Oder doch, eigentlich schon, aber es war ein Irrtum gewesen. Jeder konnte sich ja wohl mal irren. Marias Wut war nicht angemessen. Natürlich war sie müde, aber wer war das nicht? Und Karin hatte diesen Umweg schließlich nicht absichtlich verursacht.
Es war ein Irrtum.
Und das, obwohl noch vor wenigen Stunden alles so schön gewesen war. Trotz des Regens.

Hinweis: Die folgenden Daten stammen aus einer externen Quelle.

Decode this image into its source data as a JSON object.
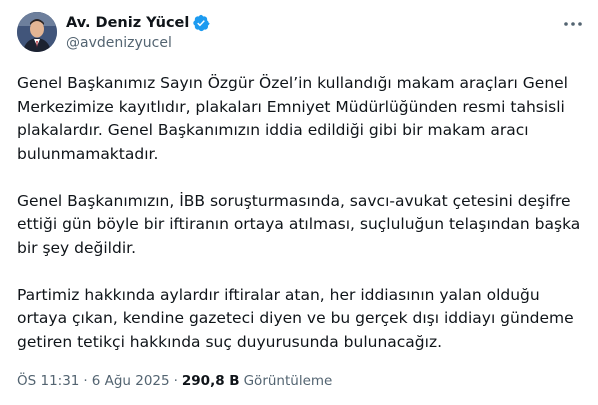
{
  "author": {
    "display_name": "Av. Deniz Yücel",
    "handle": "@avdenizyucel",
    "verified": true,
    "avatar_icon": "profile-photo"
  },
  "tweet": {
    "paragraphs": [
      "Genel Başkanımız Sayın Özgür Özel’in kullandığı makam araçları Genel Merkezimize kayıtlıdır, plakaları Emniyet Müdürlüğünden resmi tahsisli plakalardır. Genel Başkanımızın iddia edildiği gibi bir makam aracı bulunmamaktadır.",
      "Genel Başkanımızın, İBB soruşturmasında, savcı-avukat çetesini deşifre ettiği gün böyle bir iftiranın ortaya atılması, suçluluğun telaşından başka bir şey değildir.",
      "Partimiz hakkında aylardır iftiralar atan, her iddiasının yalan olduğu ortaya çıkan, kendine gazeteci diyen ve bu gerçek dışı iddiayı gündeme getiren tetikçi hakkında suç duyurusunda bulunacağız."
    ]
  },
  "meta": {
    "time": "ÖS 11:31",
    "separator": "·",
    "date": "6 Ağu 2025",
    "views_count": "290,8 B",
    "views_label": "Görüntüleme"
  },
  "colors": {
    "text_primary": "#0f1419",
    "text_secondary": "#536471",
    "verified_blue": "#1d9bf0"
  },
  "icons": {
    "more": "more-horizontal-icon",
    "verified": "verified-badge-icon"
  }
}
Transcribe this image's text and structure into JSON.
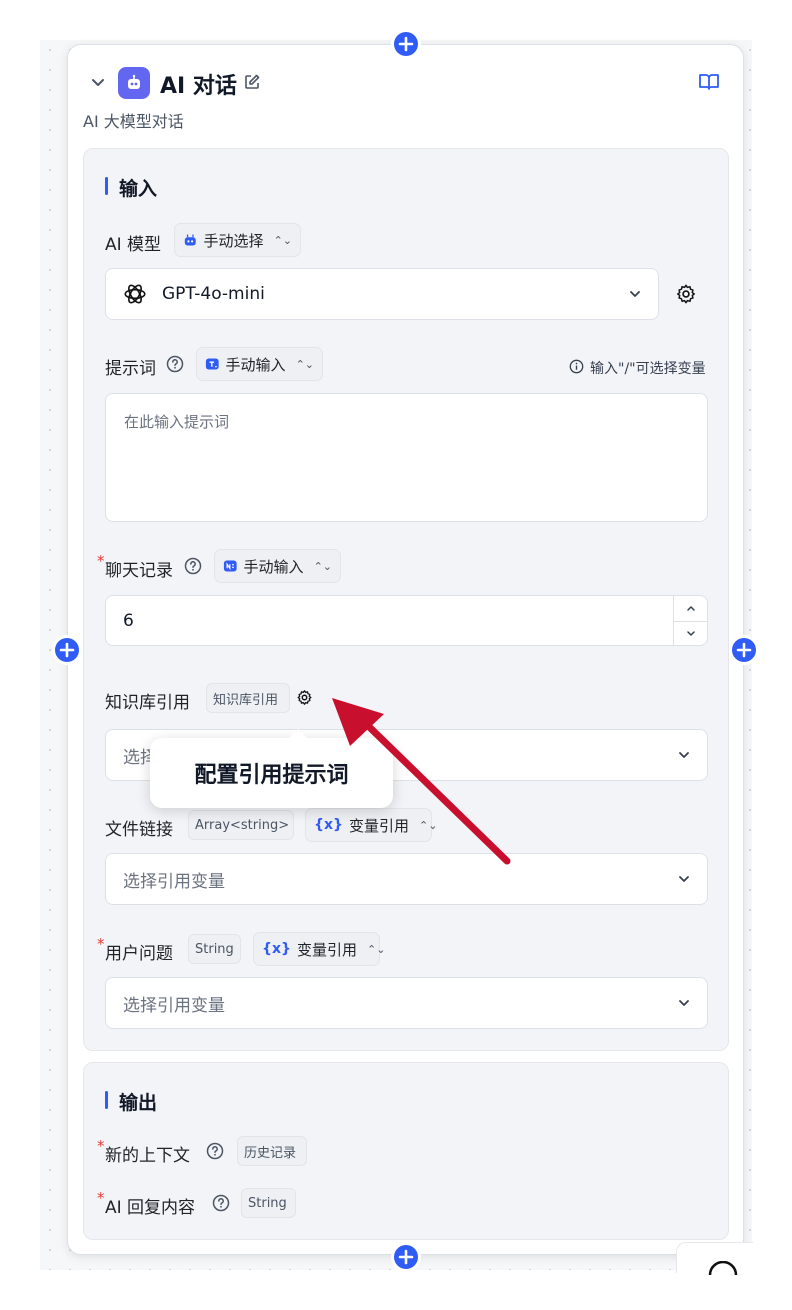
{
  "node": {
    "title": "AI 对话",
    "description": "AI 大模型对话"
  },
  "input_section": {
    "title": "输入",
    "ai_model": {
      "label": "AI 模型",
      "mode": "手动选择",
      "selected_model": "GPT-4o-mini"
    },
    "prompt": {
      "label": "提示词",
      "mode": "手动输入",
      "hint": "输入\"/\"可选择变量",
      "placeholder": "在此输入提示词"
    },
    "chat_history": {
      "label": "聊天记录",
      "mode": "手动输入",
      "value": "6"
    },
    "knowledge": {
      "label": "知识库引用",
      "tag": "知识库引用",
      "placeholder": "选择"
    },
    "tooltip": "配置引用提示词",
    "file_link": {
      "label": "文件链接",
      "type_tag": "Array<string>",
      "mode": "变量引用",
      "placeholder": "选择引用变量"
    },
    "user_question": {
      "label": "用户问题",
      "type_tag": "String",
      "mode": "变量引用",
      "placeholder": "选择引用变量"
    }
  },
  "output_section": {
    "title": "输出",
    "items": [
      {
        "label": "新的上下文",
        "tag": "历史记录"
      },
      {
        "label": "AI 回复内容",
        "tag": "String"
      }
    ]
  },
  "required_mark": "*",
  "var_symbol": "{x}",
  "colors": {
    "accent": "#2f5cf5",
    "node_icon": "#6366f1",
    "required": "#e53935",
    "arrow": "#c8102e"
  }
}
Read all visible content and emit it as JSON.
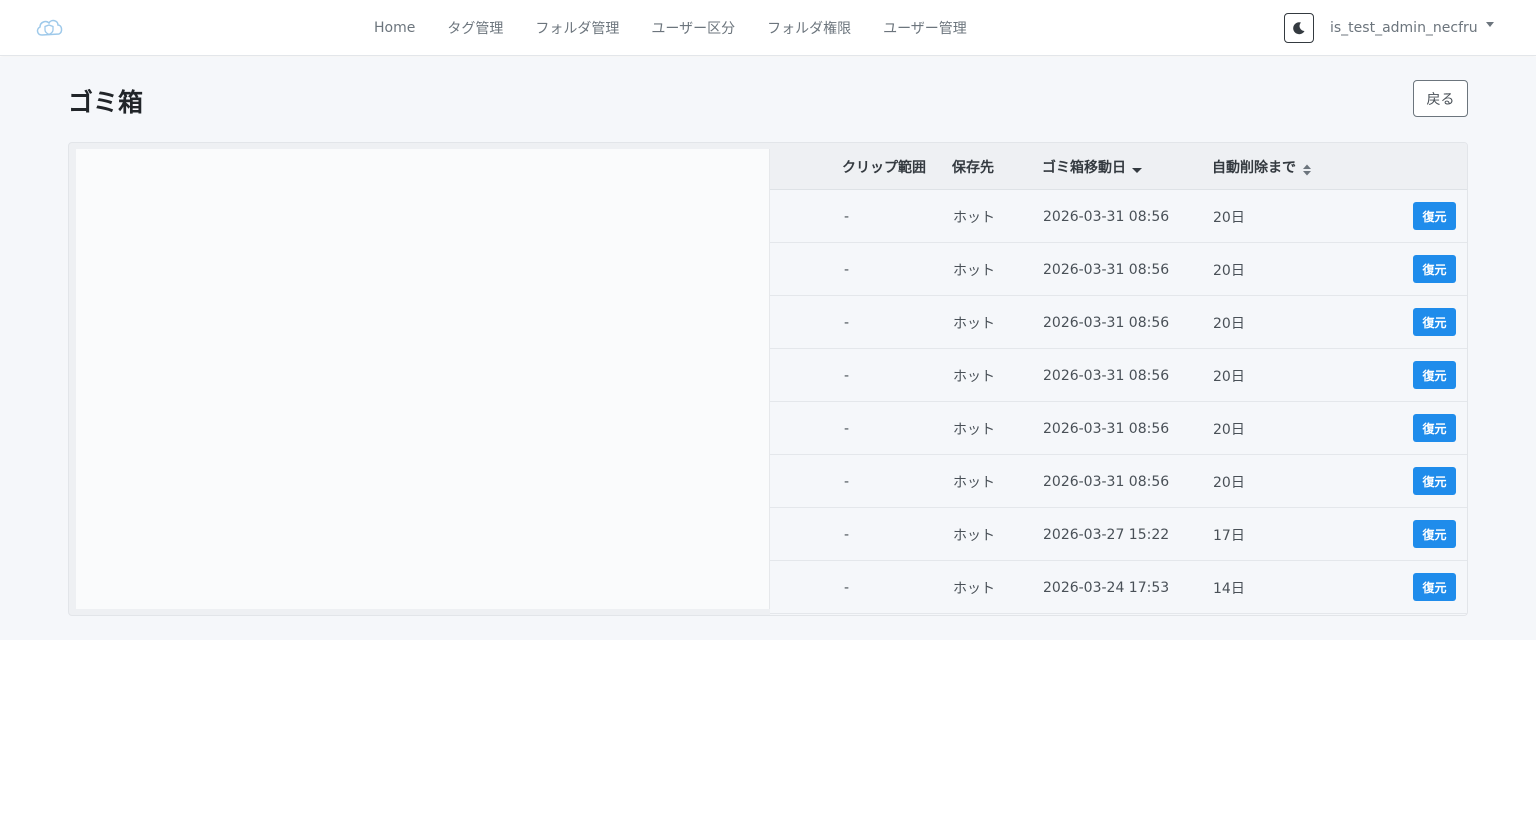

Im Juli war Maria fünfzig geworden, und Karin hatte ihr eine Fjäll-Wanderung geschenkt. Auf dem sogenannten Jämtlands-Dreieck, das die Bergstationen Storulvån, Blåhammaren und Sylarna miteinander verband.
Ihrer Meinung nach sorgte schon das dafür, dass die Reise luxuriöser wirkte, als sie es eigentlich war. Die Namen klangen wie exotische Orte. Eine Gebirgstour, aber mit einfachen Wanderungen; so hatte sie es sich vorgestellt. Keine Strapazen. Kurze, leicht zu bewältigende Tagestouren und im Anschluss eine Dusche, Sauna, Essen und Wein, wenn man an der jeweiligen Fjäll-Station ankam. Karin war vor vielen Jahren schon einmal da gewesen und hatte diese Mischung als genau richtig empfunden. Ein stärkendes Naturerlebnis, aber auch ein bisschen Luxus.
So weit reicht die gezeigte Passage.